‘Afghanistan is better off without NATO’ – minister
“We, the Afghans do not want the international forces be in Afghanistan fighting for us … From the very outset we have to believe that prime responsibility of taking your own security should be the responsibility of Afghans,” Omar Zakhilwal said. “Many of the operations in different parts of the country are carried out by Afghan forces … because they are part of the Afghan nation, their rule will be much more effective and much more positive than the rule of international forces.”
However, the minister said there are still parts in Afghanistan not controlled by the country’s authorities, and those are the areas plagued by rampant opium production.
“If you look into Afghanistan, it [the opium trade] is closely correlated with insecurity.
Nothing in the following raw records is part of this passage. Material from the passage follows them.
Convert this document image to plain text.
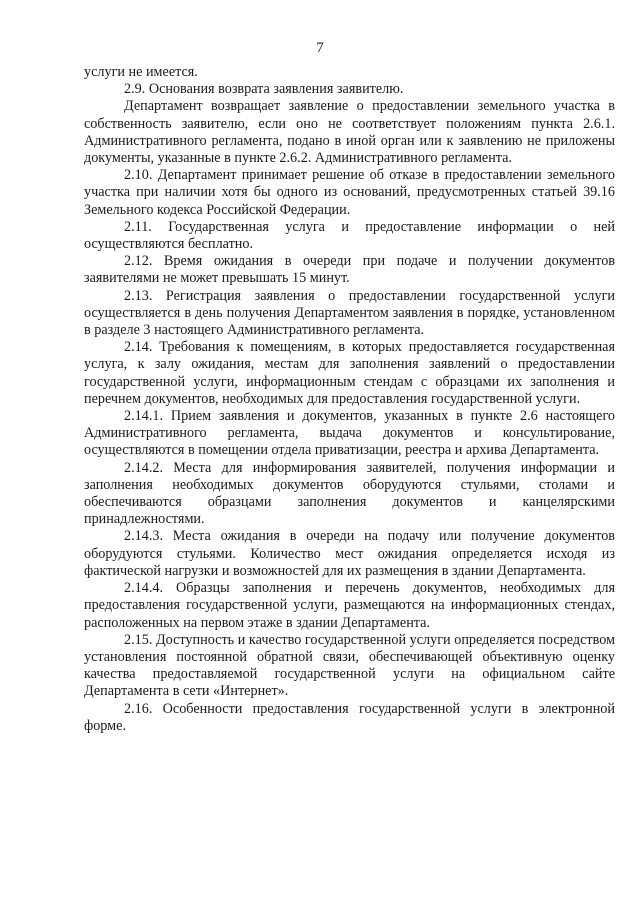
7

услуги не имеется.

2.9. Основания возврата заявления заявителю.

Департамент возвращает заявление о предоставлении земельного участка в собственность заявителю, если оно не соответствует положениям пункта 2.6.1. Административного регламента, подано в иной орган или к заявлению не приложены документы, указанные в пункте 2.6.2. Административного регламента.

2.10. Департамент принимает решение об отказе в предоставлении земельного участка при наличии хотя бы одного из оснований, предусмотренных статьей 39.16 Земельного кодекса Российской Федерации.

2.11. Государственная услуга и предоставление информации о ней осуществляются бесплатно.

2.12. Время ожидания в очереди при подаче и получении документов заявителями не может превышать 15 минут.

2.13. Регистрация заявления о предоставлении государственной услуги осуществляется в день получения Департаментом заявления в порядке, установленном в разделе 3 настоящего Административного регламента.

2.14. Требования к помещениям, в которых предоставляется государственная услуга, к залу ожидания, местам для заполнения заявлений о предоставлении государственной услуги, информационным стендам с образцами их заполнения и перечнем документов, необходимых для предоставления государственной услуги.

2.14.1. Прием заявления и документов, указанных в пункте 2.6 настоящего Административного регламента, выдача документов и консультирование, осуществляются в помещении отдела приватизации, реестра и архива Департамента.

2.14.2. Места для информирования заявителей, получения информации и заполнения необходимых документов оборудуются стульями, столами и обеспечиваются образцами заполнения документов и канцелярскими принадлежностями.

2.14.3. Места ожидания в очереди на подачу или получение документов оборудуются стульями. Количество мест ожидания определяется исходя из фактической нагрузки и возможностей для их размещения в здании Департамента.

2.14.4. Образцы заполнения и перечень документов, необходимых для предоставления государственной услуги, размещаются на информационных стендах, расположенных на первом этаже в здании Департамента.

2.15. Доступность и качество государственной услуги определяется посредством установления постоянной обратной связи, обеспечивающей объективную оценку качества предоставляемой государственной услуги на официальном сайте Департамента в сети «Интернет».

2.16. Особенности предоставления государственной услуги в электронной форме.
Places that are secure, that are within our hands – you do not see the production of opium there. It is only in areas where we do not have control over,” Zakhilwal said. “As long as there is insecurity, as long as there are areas out of reach, there will be the production of opium and some of that money goes to traffickers, some of this even goes to the insurgents – it finances insurgents.”
However, it is a myth that opium production constitutes a considerable part of the country’s GDP, the Afghan official told RT.
“It generates income for farmers. It generates income for the middlemen: business people who connect the international market with the Afghan production. It has a huge market in the recipient countries: in Europe, in Russia, everywhere else. It is again valued at some hundred billion dollars but what gets to the producers, the farmers, is no more than 500 to 800 million dollars,” he said. “So, 800 million dollars as part of 16 billion-dollar worth of GDP this past year is a small percentage.”
Despite the expected foreign troop pullout in 2014, the international community will still be committed to supporting the country’s economy and security, Omar Zakhilwal told RT. But in order to become self-reliant, Afghanistan welcomes so-called “transformational investment”. This form of investment would focus on developing commerce and food security in the country, as well as its transportation and electricity infrastructure.
“Those are some of the key focuses that we will have in the next decade,” Omar Zakhilwal concluded.
Anti-American sentiments have risen drastically in the country following the mass killing of civilians by a US soldier and the burning of copies of Koran at a US military base. But despite the civilian outcry against the American presence in Afghanistan, the US military said that it will withdraw its troops strictly according to plan.